Philosophical Topics

Volume 47, Issue 2, Fall 2019

Emotion Regulation

Tad ZawidzkiOrcid-ID
Pages 27-51

Metacognitive Skill and the Therapeutic Regulation of Emotion

Many psychiatric disorders are characterized by problems with emotion regulation. Well-known therapeutic interventions include exclusively discursive therapies, like classical psychoanalysis, and exclusively noncognitive therapies, like psycho-pharmaceuticals. These forms of therapy are compatible with different theories of emotion: discursive therapy is a natural ally of cognitive theories, like Nussbaum’s (2009), according to which emotions are forms of judgment, while psycho-pharmacological intervention is a natural ally of noncognitive theories, like Prinz’s (2006), according to which emotions are forms of stimulus-dependent perception. I explore a third alternative: the therapeutic regulation of emotion as the development of metacognitive skills. This is a natural characterization of newer forms of therapy that are increasingly prescribed, like so-called Third-Wave Cognitive Behavioral Therapy and other mindfulness-inspired interventions.
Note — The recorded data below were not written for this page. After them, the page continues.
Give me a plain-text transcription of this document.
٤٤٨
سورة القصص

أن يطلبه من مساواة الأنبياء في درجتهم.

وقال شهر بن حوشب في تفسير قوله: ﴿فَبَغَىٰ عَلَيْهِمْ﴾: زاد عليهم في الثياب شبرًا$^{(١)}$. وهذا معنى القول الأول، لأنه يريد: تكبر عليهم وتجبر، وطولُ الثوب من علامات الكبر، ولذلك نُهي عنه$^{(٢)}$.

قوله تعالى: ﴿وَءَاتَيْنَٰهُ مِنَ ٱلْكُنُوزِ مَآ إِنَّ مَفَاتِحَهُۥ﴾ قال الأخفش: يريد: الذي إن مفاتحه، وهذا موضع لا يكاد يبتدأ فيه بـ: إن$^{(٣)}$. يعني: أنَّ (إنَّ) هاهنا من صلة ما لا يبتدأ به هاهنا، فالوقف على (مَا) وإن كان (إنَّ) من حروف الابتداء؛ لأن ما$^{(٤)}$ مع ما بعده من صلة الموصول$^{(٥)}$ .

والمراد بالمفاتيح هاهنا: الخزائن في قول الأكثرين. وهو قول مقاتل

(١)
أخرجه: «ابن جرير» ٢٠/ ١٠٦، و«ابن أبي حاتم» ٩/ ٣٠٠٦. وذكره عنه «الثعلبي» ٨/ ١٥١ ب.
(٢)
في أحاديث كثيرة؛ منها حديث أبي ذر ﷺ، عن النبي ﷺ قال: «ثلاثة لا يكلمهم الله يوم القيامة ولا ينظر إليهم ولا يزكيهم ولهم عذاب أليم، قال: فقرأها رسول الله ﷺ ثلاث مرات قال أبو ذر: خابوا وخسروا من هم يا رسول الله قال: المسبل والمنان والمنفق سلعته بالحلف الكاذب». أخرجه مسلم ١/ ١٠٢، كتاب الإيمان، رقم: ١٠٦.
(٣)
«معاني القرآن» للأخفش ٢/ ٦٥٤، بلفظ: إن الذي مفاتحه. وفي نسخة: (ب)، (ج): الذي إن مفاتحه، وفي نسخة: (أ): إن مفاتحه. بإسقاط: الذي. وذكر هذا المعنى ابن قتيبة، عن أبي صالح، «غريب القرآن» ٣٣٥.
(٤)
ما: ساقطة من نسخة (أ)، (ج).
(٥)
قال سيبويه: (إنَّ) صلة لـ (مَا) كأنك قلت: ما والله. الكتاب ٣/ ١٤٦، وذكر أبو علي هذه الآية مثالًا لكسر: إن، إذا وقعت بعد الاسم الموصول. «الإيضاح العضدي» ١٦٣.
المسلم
I argue that these newer forms of therapy make sense if we conceive of emotion as neither a form of judgment nor a form of perception, but, rather, as a variety of what Gendler calls “alief ” (2008). As Gendler notes, although aliefs do not succumb to direct rational regulation, they can be trained. Thus, if we conceive of emotions as aliefs, we can make sense of their therapeutic regulation through the development of metacognitive skills. Drawing on recent philosophical analyses of skill, as well as empirical paradigms in emotion regulation, and Buddhist characterizations of meditative practice, I sketch a characterization of metacognitive skill, and conclude with some reflections on the advantages of conceiving of psychotherapy as the development of metacognitive skills.